On the Energy Dispersion of Magnetic Rossby Waves

Abstract

Abstract The energy dispersion of magnetic Rossby waves has been investigated by applying the two-dimensional incompressible magnetohydrodynamic (MHD) equations in both uniform basic flow and basic magnetic field. The dispersion relation suggests that the magnetic Rossby waves can be divided into fast- and slow-propagating modes, respectively. The fast-propagating mode propagates eastward and is similar to the fast Alfvén waves. The energy dispersion speed is faster than the phase speed, which means the perturbation energy can lead the perturbations themselves to arrive downstream. The slow-propagating waves with smaller (larger) horizontal scales are similar to those of the slow Alfvén waves (Rossby waves).

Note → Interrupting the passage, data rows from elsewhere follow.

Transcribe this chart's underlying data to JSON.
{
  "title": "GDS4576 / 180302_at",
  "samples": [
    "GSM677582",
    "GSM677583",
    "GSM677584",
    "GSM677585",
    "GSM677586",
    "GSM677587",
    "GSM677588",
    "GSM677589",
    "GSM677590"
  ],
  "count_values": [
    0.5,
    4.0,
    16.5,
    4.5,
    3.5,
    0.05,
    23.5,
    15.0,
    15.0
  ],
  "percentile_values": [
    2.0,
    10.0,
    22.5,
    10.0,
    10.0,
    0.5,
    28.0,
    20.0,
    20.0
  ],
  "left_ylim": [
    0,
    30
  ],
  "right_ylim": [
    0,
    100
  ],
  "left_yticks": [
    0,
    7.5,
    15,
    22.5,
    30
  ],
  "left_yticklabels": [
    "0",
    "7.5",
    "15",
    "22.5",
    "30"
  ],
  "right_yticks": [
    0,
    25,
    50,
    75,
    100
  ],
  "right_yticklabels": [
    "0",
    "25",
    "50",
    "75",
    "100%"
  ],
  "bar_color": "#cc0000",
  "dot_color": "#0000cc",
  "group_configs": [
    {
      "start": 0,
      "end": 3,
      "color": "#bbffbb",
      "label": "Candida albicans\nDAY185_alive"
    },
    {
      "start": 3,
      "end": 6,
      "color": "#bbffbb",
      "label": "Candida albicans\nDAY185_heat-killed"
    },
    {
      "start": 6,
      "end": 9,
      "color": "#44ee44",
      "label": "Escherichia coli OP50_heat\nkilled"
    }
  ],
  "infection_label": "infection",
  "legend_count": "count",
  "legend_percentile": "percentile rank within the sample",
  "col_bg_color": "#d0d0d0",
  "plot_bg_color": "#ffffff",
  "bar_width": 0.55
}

The zonal group velocity is slower than the zonal phase speed for the slow-propagating magnetic Rossby waves. For the slow-propagating waves that propagate eastward, this means that the perturbation energy may trigger new perturbations that are located upstream of the perturbations themselves. The group velocity vector is basically same as (opposite of) the wavevector for the fast-propagating (slow-propagating) magnetic Rossby waves that propagate eastward. The endpoints of the group velocity vectors and the wavevector multiplying a factor are located on a cycle in the wavenumber space. Due to the uniform basic flow and the uniform basic magnetic field, the energy dispersion paths (called rays) are straight lines. Along the straight-line rays, the wave action, wave energy, and amplitude keep their initial values, and the wave neither develops nor decays.